Com a elevação das temperaturas, a hidratação de cães e gatos se torna um ponto central na rotina de cuidados. 
  O calor intenso pode provocar cansaço, redução do apetite e menor disposição, além de aumentar o risco de desidratação — especialmente em animais que já consomem pouca água espontaneamente.
  Nesse cenário, o chamado mix feeding, prática que combina alimento seco e alimento úmido, surge como uma estratégia nutricional capaz de colaborar com a ingestão diária de líquidos.
  A inclusão de sachês na rotina pode ser uma aliada importante para atravessar o verão com mais conforto e equilíbrio.
  De acordo com a médica-veterinária Viviane Moura, da Special Dog Company, o alimento úmido contribui diretamente para esse reforço hídrico. 

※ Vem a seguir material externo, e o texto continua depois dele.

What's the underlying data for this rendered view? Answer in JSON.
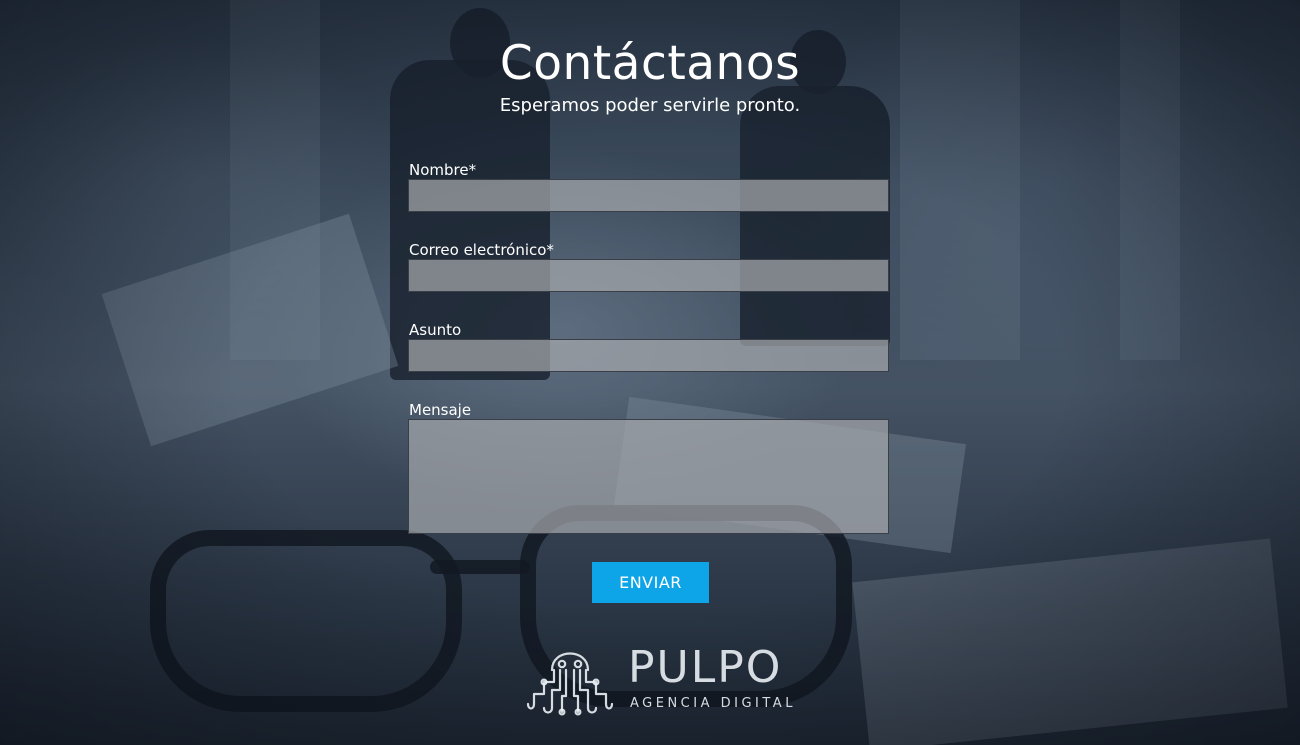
{
  "header": {
    "title": "Contáctanos",
    "subtitle": "Esperamos poder servirle pronto."
  },
  "form": {
    "name_label": "Nombre*",
    "name_value": "",
    "email_label": "Correo electrónico*",
    "email_value": "",
    "subject_label": "Asunto",
    "subject_value": "",
    "message_label": "Mensaje",
    "message_value": "",
    "submit_label": "ENVIAR"
  },
  "footer": {
    "logo_name": "PULPO",
    "logo_tagline": "AGENCIA DIGITAL",
    "logo_icon": "octopus-circuit-icon"
  },
  "colors": {
    "accent": "#0ea4e8",
    "input_bg": "#a5a8ac",
    "text": "#ffffff"
  }
}
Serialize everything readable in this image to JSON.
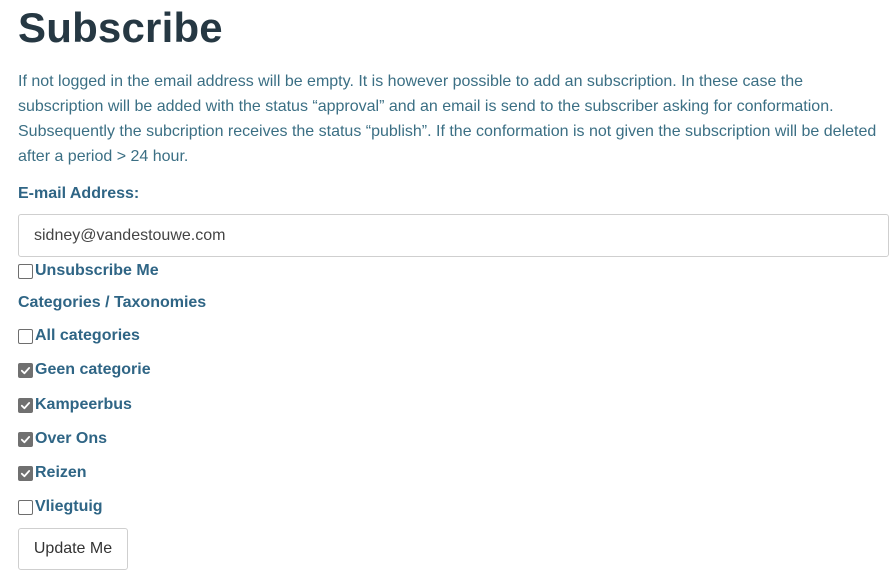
{
  "page": {
    "title": "Subscribe",
    "intro": "If not logged in the email address will be empty. It is however possible to add an subscription. In these case the subscription will be added with the status “approval” and an email is send to the subscriber asking for conformation. Subsequently the subcription receives the status “publish”. If the conformation is not given the subscription will be deleted after a period > 24 hour."
  },
  "form": {
    "email_label": "E-mail Address:",
    "email_value": "sidney@vandestouwe.com",
    "unsubscribe": {
      "label": "Unsubscribe Me",
      "checked": false
    },
    "categories_label": "Categories / Taxonomies",
    "categories": [
      {
        "label": "All categories",
        "checked": false
      },
      {
        "label": "Geen categorie",
        "checked": true
      },
      {
        "label": "Kampeerbus",
        "checked": true
      },
      {
        "label": "Over Ons",
        "checked": true
      },
      {
        "label": "Reizen",
        "checked": true
      },
      {
        "label": "Vliegtuig",
        "checked": false
      }
    ],
    "submit_label": "Update Me"
  },
  "colors": {
    "heading": "#263843",
    "body_text": "#3b6f84",
    "label": "#2f6585",
    "checkbox_checked": "#707070"
  }
}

  'O alimento úmido possui alto teor de umidade e ajuda a aumentar a ingestão diária de líquidos por meio do alimento, especialmente para pets que bebem pouca água espontaneamente', explica.   Por que o calor exige atenção redobrada à hidratação?
Durante o verão, cães e gatos podem perder mais líquidos por conta da temperatura elevada. Essa perda, quando não compensada, pode levar à desidratação, condição que afeta o funcionamento adequado do organismo.

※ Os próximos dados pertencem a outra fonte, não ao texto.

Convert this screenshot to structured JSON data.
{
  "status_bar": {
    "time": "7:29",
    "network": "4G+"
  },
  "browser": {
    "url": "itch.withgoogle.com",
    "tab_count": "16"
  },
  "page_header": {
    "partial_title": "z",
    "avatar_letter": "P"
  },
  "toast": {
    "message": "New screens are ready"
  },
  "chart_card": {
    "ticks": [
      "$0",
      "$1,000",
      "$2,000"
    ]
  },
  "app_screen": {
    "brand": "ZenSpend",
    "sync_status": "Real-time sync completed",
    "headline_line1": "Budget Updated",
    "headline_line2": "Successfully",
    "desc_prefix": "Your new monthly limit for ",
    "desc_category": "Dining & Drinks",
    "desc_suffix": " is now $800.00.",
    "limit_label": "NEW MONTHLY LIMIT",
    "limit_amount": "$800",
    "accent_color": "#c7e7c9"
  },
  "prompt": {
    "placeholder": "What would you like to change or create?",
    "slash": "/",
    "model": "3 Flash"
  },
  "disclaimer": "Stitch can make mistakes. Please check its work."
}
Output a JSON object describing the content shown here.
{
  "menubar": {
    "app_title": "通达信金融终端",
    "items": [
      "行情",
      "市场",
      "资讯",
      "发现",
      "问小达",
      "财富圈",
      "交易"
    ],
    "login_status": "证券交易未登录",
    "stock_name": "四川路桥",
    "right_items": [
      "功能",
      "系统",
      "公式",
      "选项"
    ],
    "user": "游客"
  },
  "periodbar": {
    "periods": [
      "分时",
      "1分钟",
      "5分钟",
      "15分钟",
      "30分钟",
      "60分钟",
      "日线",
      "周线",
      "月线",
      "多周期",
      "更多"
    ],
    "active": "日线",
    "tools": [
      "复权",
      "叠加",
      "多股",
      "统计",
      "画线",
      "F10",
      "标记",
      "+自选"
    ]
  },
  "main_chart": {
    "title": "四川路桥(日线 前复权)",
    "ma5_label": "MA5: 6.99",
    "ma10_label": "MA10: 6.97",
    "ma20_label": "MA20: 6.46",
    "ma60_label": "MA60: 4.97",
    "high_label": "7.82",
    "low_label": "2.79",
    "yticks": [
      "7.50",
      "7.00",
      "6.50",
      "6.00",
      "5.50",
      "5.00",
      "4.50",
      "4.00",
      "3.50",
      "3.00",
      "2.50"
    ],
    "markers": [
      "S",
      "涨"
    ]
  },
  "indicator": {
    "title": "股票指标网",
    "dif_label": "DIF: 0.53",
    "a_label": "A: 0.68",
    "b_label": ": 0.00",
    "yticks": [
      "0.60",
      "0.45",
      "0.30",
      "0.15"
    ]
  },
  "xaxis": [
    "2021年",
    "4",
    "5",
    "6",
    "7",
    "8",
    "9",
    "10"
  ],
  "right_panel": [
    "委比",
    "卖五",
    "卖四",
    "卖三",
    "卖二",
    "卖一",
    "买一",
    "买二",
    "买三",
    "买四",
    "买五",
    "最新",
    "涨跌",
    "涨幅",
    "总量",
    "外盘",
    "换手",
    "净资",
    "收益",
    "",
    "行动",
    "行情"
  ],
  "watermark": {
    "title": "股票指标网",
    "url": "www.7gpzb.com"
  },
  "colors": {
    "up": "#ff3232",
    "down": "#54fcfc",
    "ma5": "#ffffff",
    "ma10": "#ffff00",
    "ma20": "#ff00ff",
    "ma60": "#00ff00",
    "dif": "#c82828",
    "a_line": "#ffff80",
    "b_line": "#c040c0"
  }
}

  Entre os sinais que merecem atenção estão apatia, diminuição do apetite, mucosas mais secas e menor disposição para atividades rotineiras. 

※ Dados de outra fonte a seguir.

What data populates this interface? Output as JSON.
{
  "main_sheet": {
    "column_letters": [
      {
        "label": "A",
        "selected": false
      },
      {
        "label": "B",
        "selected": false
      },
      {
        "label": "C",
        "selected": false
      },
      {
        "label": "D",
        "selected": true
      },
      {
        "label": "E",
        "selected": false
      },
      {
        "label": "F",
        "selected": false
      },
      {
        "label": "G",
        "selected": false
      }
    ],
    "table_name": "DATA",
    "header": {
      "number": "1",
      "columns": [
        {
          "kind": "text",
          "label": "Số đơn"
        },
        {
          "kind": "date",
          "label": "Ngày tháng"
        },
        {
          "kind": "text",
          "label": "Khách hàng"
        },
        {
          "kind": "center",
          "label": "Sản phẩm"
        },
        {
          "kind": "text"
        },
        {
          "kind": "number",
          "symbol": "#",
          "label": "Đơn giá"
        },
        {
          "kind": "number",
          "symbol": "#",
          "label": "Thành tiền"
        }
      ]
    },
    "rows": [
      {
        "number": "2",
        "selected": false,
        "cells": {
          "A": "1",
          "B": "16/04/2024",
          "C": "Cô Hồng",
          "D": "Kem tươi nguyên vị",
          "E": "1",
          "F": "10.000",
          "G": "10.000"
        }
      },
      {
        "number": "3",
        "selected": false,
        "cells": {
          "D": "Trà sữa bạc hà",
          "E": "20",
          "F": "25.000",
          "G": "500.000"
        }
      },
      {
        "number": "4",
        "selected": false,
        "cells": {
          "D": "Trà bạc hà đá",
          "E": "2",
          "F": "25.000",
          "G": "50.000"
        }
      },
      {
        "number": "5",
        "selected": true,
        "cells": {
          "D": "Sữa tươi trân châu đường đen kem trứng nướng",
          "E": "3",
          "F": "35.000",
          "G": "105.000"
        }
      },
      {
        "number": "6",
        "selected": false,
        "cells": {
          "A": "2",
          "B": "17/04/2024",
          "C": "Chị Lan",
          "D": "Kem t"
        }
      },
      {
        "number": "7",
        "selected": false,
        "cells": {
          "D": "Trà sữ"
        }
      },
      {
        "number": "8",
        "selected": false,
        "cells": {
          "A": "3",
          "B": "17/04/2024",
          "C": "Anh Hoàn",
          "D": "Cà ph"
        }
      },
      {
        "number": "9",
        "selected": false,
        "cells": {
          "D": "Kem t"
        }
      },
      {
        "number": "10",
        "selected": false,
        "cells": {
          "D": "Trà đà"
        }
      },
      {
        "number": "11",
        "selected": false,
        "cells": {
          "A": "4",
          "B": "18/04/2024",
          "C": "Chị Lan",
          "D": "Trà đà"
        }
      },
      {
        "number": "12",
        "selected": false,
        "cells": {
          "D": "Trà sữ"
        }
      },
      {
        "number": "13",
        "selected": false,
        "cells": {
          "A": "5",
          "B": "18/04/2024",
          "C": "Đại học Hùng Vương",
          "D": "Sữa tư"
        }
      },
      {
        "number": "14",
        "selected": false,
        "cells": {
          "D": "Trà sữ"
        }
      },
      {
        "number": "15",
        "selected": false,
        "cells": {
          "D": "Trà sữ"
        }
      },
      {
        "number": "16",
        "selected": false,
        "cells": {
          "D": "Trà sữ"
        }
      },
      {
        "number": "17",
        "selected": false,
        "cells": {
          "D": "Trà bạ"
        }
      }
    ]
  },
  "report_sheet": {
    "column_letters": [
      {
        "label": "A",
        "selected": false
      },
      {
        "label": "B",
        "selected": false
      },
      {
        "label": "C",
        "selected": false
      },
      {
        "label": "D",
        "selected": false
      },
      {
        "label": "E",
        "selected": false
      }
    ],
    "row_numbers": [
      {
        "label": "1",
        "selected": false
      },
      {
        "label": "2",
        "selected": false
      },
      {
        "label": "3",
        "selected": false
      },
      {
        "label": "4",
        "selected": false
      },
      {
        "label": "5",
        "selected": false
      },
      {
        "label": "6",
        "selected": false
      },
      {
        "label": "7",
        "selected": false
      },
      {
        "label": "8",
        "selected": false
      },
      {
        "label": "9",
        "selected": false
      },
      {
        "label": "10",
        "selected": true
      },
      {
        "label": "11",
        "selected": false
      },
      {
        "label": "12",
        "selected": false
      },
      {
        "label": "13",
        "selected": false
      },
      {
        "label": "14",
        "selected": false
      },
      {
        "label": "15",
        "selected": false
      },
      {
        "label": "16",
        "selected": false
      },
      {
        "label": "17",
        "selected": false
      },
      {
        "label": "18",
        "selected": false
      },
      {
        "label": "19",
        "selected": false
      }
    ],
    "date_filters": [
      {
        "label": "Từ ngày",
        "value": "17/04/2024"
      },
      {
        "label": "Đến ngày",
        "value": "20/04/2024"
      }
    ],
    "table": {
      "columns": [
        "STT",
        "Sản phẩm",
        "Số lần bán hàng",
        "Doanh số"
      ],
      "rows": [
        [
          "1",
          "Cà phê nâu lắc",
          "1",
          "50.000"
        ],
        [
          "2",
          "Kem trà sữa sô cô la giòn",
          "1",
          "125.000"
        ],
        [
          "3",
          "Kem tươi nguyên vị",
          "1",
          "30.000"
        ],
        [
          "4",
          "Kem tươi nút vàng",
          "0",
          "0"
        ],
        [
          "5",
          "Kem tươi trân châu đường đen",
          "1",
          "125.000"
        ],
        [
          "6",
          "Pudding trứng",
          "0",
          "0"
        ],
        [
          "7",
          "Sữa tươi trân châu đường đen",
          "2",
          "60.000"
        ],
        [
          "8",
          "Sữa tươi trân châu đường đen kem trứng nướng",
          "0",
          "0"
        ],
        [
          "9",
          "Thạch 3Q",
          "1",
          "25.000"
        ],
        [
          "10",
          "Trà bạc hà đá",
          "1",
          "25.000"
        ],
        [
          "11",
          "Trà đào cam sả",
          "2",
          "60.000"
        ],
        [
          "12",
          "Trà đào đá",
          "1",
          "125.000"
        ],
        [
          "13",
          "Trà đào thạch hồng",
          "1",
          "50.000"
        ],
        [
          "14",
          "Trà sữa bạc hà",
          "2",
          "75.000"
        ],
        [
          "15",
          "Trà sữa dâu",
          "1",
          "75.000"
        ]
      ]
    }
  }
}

  Em gatos, o desafio costuma ser ainda maior, já que muitos apresentam naturalmente baixo consumo voluntário de água.
  A hidratação adequada favorece o equilíbrio das funções fisiológicas, auxilia na digestão, contribui para o bom funcionamento do trato urinário e impacta diretamente o bem-estar geral. 
  Por isso, além da oferta constante de água fresca, estratégias complementares podem fazer diferença na rotina.   Como o mix feeding contribui para o consumo de líquidos
O alimento úmido se destaca pelo elevado teor de umidade. Ao ser associado ao alimento seco, ele aumenta o volume total de líquidos ingeridos ao longo do dia, já que parte dessa água está incorporada à própria refeição.
  Outro benefício relevante é a maior atratividade da comida. A combinação de texturas, aromas e sabores pode estimular o interesse pela alimentação — algo especialmente importante quando o calor reduz o apetite.
  Segundo a especialista, ao contribuir para uma ingestão hídrica mais consistente, o alimento úmido também oferece suporte ao trato urinário e ao funcionamento equilibrado do organismo. 
  Com isso, o animal tende a manter melhor disposição e conforto mesmo em períodos de temperaturas elevadas.   Cuidados ao incluir sachês na rotina alimentar
Apesar dos benefícios, a adoção do mix feeding deve ser feita com planejamento. A inclusão de alimento úmido exige ajuste proporcional da quantidade de alimento seco para evitar excesso calórico e manter a dieta balanceada.
  Cada animal possui necessidades específicas, que variam conforme idade, porte, condição corporal e nível de atividade. 
  Por isso, o ideal é que o responsável conte com orientação profissional durante a consulta veterinária para definir a melhor combinação entre alimento seco e úmido.
  É importante reforçar que os sachês não substituem a oferta de água fresca. Eles atuam como complemento na estratégia de hidratação, mas o acesso constante à água limpa e renovada continua sendo indispensável.
  Além da alimentação, outras medidas ajudam a proteger cães e gatos do impacto do calor: evitar passeios nos horários mais quentes do dia, oferecer ambientes ventilados e observar sinais de desconforto térmico fazem parte dos cuidados essenciais.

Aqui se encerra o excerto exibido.